Ce qui m'a profondément énervée, c'est la vision réductrice et condescendante - malheureusement très partagée - du manga développée par la plupart des débatteurs de La Fabrique et surtout le regard à sens unique qu'ils portent sur l'histoire, celui des occidentaux.

Ne pas accepter que la culture populaire japonaise s'empare d'un sujet aussi grave que méconnu aux confins de l'Asie c'est faire preuve de bien peu d'empathie et d'une fermeture d'esprit choquante de la part de spécialistes des sciences humaines. Ces redresseurs de torts de la Vérité Historique, Arlette Farge en premier lieu, seraient bien inspirés de se demander quelle vision de l'histoire et de la civilisation japonaises est véhiculée par la culture populaire occidentale et notamment européenne. Ils se rendraient sans doute compte qu'ils n'ont guère de leçon à donner aux mangakas.

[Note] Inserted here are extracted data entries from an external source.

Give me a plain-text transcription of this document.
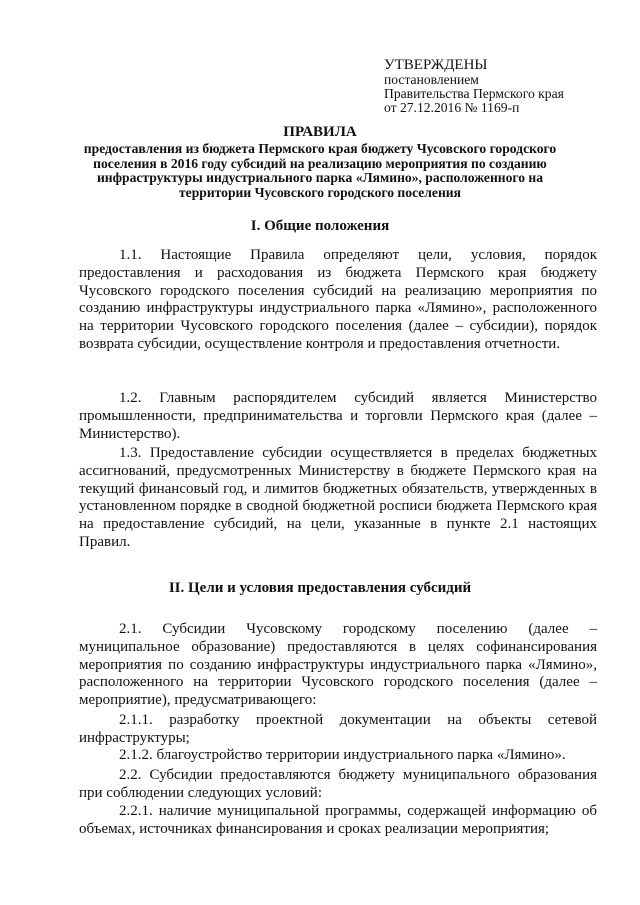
УТВЕРЖДЕНЫ

постановлением

Правительства Пермского края

от 27.12.2016 № 1169-п

ПРАВИЛА

предоставления из бюджета Пермского края бюджету Чусовского городского поселения в 2016 году субсидий на реализацию мероприятия по созданию инфраструктуры индустриального парка «Лямино», расположенного на территории Чусовского городского поселения

I. Общие положения

1.1. Настоящие Правила определяют цели, условия, порядок предоставления и расходования из бюджета Пермского края бюджету Чусовского городского поселения субсидий на реализацию мероприятия по созданию инфраструктуры индустриального парка «Лямино», расположенного на территории Чусовского городского поселения (далее – субсидии), порядок возврата субсидии, осуществление контроля и предоставления отчетности.

1.2. Главным распорядителем субсидий является Министерство промышленности, предпринимательства и торговли Пермского края (далее – Министерство).

1.3. Предоставление субсидии осуществляется в пределах бюджетных ассигнований, предусмотренных Министерству в бюджете Пермского края на текущий финансовый год, и лимитов бюджетных обязательств, утвержденных в установленном порядке в сводной бюджетной росписи бюджета Пермского края на предоставление субсидий, на цели, указанные в пункте 2.1 настоящих Правил.

II. Цели и условия предоставления субсидий

2.1. Субсидии Чусовскому городскому поселению (далее – муниципальное образование) предоставляются в целях софинансирования мероприятия по созданию инфраструктуры индустриального парка «Лямино», расположенного на территории Чусовского городского поселения (далее – мероприятие), предусматривающего:

2.1.1. разработку проектной документации на объекты сетевой инфраструктуры;

2.1.2. благоустройство территории индустриального парка «Лямино».

2.2. Субсидии предоставляются бюджету муниципального образования при соблюдении следующих условий:

2.2.1. наличие муниципальной программы, содержащей информацию об объемах, источниках финансирования и сроках реализации мероприятия;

Pour bien faire et discuter sur de bonnes bases du Hitler de Mizuki, il aurait en effet fallu s'intéresser un peu au contexte dans lequel il a été écrit. Nous sommes au Japon, dans les années 1970. La deuxième guerre mondiale est un sujet tabou pour de multiples raisons (défaite cuisante, pays à genou, bombes atomiques, comportement peu glorieux - euphémisme ! - des troupes japonaises en Chine et surtout en Corée, mise sous tutelle des Etats-Unis, position de l'empereur, etc...). La fascination pour le nazisme, ses uniformes et son décorum est bien réelle dans une partie de la population. Surtout, pour les Japonais, la deuxième guerre mondiale s'est avant tout déroulée dans le Pacifique, chez eux. Et ils s'en sentent légitimement victimes : deux bombes atomiques en moins d'une semaine... L'information sur les camps circulaient déjà très mal en Europe, autant dire qu'elle n'est que très peu, voire pas du tout, parvenue jusqu'au Japon. La revue XXI avait consacré à l'hiver 2010 un article très éclairant sur le mémorial de la Shoah créé au Japon, dans la préfecture d'Hiroshima. Son auteur, Alain Lewkowicz, rapporte les propos du révérend Makoto, fondateur de ce mémorial, qui a découvert en 1971, à près de 40 ans, l'horreur de la Shoah : "A l'école, on nous apprenait que l'Holocauste en Europe n'était qu'un petit épisode secondaire de l'histoire de la Seconde Guerre mondiale. C'était tout ce que nous disaient les maîtres et tout ce que nous trouvions dans les livres".

Ce simple rappel du contexte, qui peut pourtant sonner comme une évidence, aurait sans doute permis à Mme Farge de modérer son propos. Pour ce qui est de la forme, elle aurait pu également se renseigner sur le manga au Japon, qui ne se résume pas, rappelons-le, à Goldorak. Soyons pourtant certains qu'elles ne se serait nullement offusquée d'un traitement graphique bien de chez nous de l'occupation japonaise en Corée...

"Chacun appelle barbarie ce qui n'est pas de son usage", écrivait Montaigne il y a près de 5 siècles dans le livre I des Essais. Il a manifestement toujours raison...

A écouter également : cultures, civilisations, altérité et barbarie étaient au programme de Répliques sur France Culture samedi matin ("Toutes les cultures sont-elles égales ?"). Les interventions de l'anthropologue Françoise Héritier sont particulièrement intéressantes.
Et à lire : L'autre face de la lune. Ecrits sur le Japon, recueil de textes de Claude Lévi-Strauss, dans lequel on apprend entre autres choses passionnantes pourquoi les Japonais scient le bois "à l'envers".